A brief history of quads at the Olympic Games:
- 1988: Kurt Browning of Canada performs the only quad of the Games, falling on the landing. He finishes eighth.
- 1992: Petr Barna of CZE lands the first successful quad at an Olympics and wins the bronze medal.
- 1998: Russia’s Ilia Kulik wins gold after opening his free skate with a quad.
- 2002: Russians Alexei Yagudin and Yevgeni Plushenko feature quad jumps in combination with triples (jumps completed in succession) to win gold and silver, respectively. Bronze medalist Timothy Goebel from the US becomes the first skater to land three quads in one program.
- 2006: Plushenko wins gold in Torino with one quad in his short program and one in his free skate.
- 2010: Evan Lysacek from the United States wins gold in Vancouver gold without any quads in either of his program. Silver medalist Plushenko cries foul (his short and long programs contain one quad each).
- 2014: Each of the medalists do one quad in their short programs. Gold and silver medalists Yuzuru Hanyu and Patrick Chan, respectively, each have two quads in their free skate and Denis Ten (bronze medalist) features one.
Since Sochi, quads have become even more vital to gold medal-winning power for men’s programs. Spain’s Javier Fernandez was fourth in 2014 with three total quads, but won back-to-back world championship titles in 2015 and 2016. His programs at those championships had four and five quads, respectively.
When Nathan Chen won his first U.S. title in 2017, his short program had two quads and his free skate produced five quads. At the world championships a few weeks later, he finished in sixth place – his short program again had two quads, but that time, his free skate included a record six quads.
Chen is the first skater to land all five quads in competition: loop, toeloop, flip, Salchow, and Lutz. Nobody does a quad Axel (yet), which is four and a half rotations.
A major question looming over the men’s field in PyeongChang remains: How many quads will it take to win Olympic gold?
Can women do quads?
Miki Ando of Japan remains the only ladies skater to perform a quad in competition. She landed a quad Salchow at the 2002 Junior Grand Prix Final. Ando was the world junior champion in 2004, the world champion twice in 2007 and 2011, and her highest finish at an Olympic Games was fifth in 2010.

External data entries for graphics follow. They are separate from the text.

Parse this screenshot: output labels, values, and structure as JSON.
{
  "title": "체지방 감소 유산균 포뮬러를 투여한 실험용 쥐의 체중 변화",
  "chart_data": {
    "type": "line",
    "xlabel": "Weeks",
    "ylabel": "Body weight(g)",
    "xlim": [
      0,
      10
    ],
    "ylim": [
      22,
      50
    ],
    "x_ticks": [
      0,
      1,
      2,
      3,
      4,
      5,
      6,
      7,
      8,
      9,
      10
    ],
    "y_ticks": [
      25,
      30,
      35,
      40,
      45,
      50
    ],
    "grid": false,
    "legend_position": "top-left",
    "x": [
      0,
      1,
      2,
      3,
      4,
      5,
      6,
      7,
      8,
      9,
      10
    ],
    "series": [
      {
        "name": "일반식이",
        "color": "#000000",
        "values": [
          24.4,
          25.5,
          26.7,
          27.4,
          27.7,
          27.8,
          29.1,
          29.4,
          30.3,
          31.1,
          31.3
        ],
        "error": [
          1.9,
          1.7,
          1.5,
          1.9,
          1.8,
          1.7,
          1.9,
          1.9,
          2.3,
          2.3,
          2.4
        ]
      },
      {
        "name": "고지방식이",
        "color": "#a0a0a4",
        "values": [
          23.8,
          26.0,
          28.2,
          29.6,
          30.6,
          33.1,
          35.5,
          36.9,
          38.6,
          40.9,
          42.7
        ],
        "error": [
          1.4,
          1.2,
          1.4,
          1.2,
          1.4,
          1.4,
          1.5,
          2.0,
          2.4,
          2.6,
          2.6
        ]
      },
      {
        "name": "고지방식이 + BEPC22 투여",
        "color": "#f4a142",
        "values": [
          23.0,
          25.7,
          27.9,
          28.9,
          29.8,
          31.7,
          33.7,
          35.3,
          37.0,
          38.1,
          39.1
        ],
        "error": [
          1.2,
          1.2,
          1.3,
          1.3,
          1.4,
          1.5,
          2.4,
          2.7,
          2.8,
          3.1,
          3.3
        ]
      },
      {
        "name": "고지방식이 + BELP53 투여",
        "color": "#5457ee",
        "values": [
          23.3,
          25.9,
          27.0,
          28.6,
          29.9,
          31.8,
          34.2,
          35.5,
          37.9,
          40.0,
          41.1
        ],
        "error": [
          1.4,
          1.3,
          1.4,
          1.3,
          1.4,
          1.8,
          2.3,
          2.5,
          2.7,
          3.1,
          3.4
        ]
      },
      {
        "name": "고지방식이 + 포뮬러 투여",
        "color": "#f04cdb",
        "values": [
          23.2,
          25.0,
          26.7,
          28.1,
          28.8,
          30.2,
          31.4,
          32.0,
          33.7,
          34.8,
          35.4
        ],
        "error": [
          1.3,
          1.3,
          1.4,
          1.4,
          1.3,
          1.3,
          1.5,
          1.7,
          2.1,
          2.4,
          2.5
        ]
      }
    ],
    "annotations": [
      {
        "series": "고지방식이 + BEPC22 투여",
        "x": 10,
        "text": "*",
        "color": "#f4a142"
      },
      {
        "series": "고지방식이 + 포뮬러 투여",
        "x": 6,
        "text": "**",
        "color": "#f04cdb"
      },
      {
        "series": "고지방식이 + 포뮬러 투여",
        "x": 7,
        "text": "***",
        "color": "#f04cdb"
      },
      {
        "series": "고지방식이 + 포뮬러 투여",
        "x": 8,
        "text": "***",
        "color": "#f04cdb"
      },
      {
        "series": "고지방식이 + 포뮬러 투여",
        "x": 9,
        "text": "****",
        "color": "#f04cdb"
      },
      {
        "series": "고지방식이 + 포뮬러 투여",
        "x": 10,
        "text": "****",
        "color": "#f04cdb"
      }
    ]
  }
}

Kazakhstan’s Elizabet Tursynbaeva has teased audiences with clean quad attempts in practice. She even discussed working on the jump for the Olympic season in an interview following her performance at the 2017 World Championships.
“Right now I’m working on a quad Sal[chow],” Tursynbaeva told correspondent Charlie White, the 2014 Olympic ice dance gold medalist. “I’ll keep working hard to get better for next season.”
Team USA’s Ashley Wagner stayed realistic while explaining the reality of women doing quads in competition during a Reddit “Ask Me Anything” session over the summer.
“Hey, here is the thing,” she wrote response to a question asking if women’s quads were possible. “At a certain point physics comes into play with what the human body is capable of doing. I think with the younger women coming up in the sport, triple Axels and quads are definitely something that is on the horizon. We all know what happens when someone matures and physically that just makes it very, very tough on the body, but you see awesome chicks like Mirai Nagasu going for the triple Axel so it is definitely possible!”